Cape Town’s gay community will on Friday protest outside Media 24’s offices in reaction to a ”shocking homophobic article” written in the Sunday Sun, Cape Town Pride said.
Spokesperson Ian McMahon said in a statement the protest was organised in reaction to ”a shocking homophobic article” written by John Qwelane in his column in Media 24’s Sunday Sun, published last Sunday.
The protest will highlight the attack on the constitutional and human rights of gay people and what McMahon referred to as ”Qwelane’s blatant hate speech”.
McMahon said a petition, calling for a retraction and apology to gay people, will be handed to the Media 24’s managing director.
Qwelane wrote: ”There could be a few things [about which] I could take issue with Zimbabwean President Robert Mugabe, but his unflinching and unapologetic stance over homosexuals is definitely not among those”.
He added that he could only pray that politicians would one day have ”the balls” to scrap the sections in the Constitution that sanction gay and lesbian marriages.

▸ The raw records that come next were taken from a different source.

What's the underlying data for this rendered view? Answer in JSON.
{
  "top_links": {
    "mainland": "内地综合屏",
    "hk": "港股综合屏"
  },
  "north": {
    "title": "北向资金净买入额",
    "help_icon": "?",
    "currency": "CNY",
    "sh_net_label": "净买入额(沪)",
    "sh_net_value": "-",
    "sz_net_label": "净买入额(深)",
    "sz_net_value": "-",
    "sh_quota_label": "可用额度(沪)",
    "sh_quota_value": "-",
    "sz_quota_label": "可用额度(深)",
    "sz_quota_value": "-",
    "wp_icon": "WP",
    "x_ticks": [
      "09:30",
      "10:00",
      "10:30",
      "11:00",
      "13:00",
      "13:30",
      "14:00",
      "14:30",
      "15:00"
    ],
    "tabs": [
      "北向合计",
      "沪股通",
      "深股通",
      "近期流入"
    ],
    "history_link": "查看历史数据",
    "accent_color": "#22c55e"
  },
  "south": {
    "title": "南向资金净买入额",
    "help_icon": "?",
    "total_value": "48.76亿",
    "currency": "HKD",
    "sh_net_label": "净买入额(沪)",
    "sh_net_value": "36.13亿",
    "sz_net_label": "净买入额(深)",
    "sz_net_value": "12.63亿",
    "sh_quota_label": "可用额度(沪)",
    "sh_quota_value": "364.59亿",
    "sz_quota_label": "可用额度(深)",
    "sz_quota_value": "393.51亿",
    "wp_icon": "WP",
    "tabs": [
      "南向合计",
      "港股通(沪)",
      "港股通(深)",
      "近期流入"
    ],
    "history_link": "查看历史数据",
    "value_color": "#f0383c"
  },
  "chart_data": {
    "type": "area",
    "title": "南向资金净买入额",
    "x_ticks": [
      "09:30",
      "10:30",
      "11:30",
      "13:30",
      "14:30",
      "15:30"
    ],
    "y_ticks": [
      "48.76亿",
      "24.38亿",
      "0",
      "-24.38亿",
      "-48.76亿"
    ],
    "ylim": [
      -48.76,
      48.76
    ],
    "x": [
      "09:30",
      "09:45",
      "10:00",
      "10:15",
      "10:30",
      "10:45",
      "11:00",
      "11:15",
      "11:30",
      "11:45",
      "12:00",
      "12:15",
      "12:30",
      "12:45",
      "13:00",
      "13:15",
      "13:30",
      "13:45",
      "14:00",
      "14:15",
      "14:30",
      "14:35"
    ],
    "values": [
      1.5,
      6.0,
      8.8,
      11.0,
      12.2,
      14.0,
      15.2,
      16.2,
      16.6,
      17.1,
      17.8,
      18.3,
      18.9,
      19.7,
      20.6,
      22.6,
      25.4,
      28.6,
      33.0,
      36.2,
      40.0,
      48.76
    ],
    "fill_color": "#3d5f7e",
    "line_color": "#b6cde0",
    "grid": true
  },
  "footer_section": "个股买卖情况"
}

Qwelane added that soon people would also start demanding the right to marry animals. Alongside the column appeared a cartoon of a man and goat kneeling before a clergyman as they were pronounced ”man and goat”.
Qwelane told the Times that he stood by his words.
”I stand by my column. Whatever happened to freedom of speech in this country?”
The South African Human Rights Commission (SAHRC) has received complaints about the article and is looking into the matter.
Meanwhile, Gayspeak, a gay and lesbian online magazine, has called on the public to rally their support and join the protests in Cape Town and Johannesburg.
Spokesperson Coenie Kukkuk said although complaints have been made to the press ombudsman and the SAHRC, there is a need for the masses to come out in full support.